Sugli auguri
Non è – non è mai stato – un numero che cambia sul foglio di un calendario a modificare la direzione del treno della vita e della storia. A me pare anzi che da qualche tempo salutiamo anni che nascono e muoiono solo apparentemente, mentre tutto è come fermo al terribile 1984 immaginato da Orwell.
Anch’io come tanti sono disperato, ma mi pare di ricordare che negli anni della mia giovinezza, Marcuse ci spingeva a riflettere su un dato essenziale: non abbiamo a che fare con barbari che premono ai confini dell’impero, ma con una crisi di civiltà in un tempo feroce, che produce disperati e disperazione ben dentro i suoi confini, nel cuore pulsante delle metropoli marce e riottose, tra quelli che un tempo orgogliosamente dichiaravano «civis romanus sum» e oggi sono un corpo disgregato e putrescente. È la civiltà che interrompe se stessa e il suo corso. In questo degrado viene in mente ciò che Walter Benjamin ebbe a scrivere all’alba del fascismo: la sola, possibile speranza di futuro viene dai disperati.
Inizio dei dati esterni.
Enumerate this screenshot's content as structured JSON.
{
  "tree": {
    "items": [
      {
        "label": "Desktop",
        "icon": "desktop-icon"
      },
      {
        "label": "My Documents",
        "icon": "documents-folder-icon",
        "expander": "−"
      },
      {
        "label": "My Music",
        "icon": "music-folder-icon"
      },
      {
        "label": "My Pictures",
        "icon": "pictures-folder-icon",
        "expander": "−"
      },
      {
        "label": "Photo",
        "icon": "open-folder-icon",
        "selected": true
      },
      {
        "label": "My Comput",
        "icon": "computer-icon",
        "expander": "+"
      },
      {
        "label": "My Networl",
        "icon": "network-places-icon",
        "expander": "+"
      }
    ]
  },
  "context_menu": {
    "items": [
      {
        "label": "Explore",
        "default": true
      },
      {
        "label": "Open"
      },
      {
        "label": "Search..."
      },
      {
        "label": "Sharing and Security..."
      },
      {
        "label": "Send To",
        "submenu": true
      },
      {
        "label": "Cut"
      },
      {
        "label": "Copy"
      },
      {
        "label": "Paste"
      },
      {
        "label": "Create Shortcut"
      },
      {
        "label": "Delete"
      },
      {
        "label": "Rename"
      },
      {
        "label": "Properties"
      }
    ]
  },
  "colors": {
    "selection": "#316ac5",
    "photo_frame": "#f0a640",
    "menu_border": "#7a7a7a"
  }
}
Forse ha ragione chi dice che «farsi gli auguri», come l’anno scorso, non avrebbe senso. È vero anche però che, per sperare almeno nei disperati, occorre conservare una qualche fede nelle risorse di una umanità disperata. Ecco perché a me pare giusto e persino doveroso augurare almeno questo a tutti noi: che riusciamo a difendere la speranza. Che, come antiche Vestali, nei giorni che verranno noi sapremo far si che, sotto le ceneri della barbarie, il sacro fuoco della civiltà non si spenga.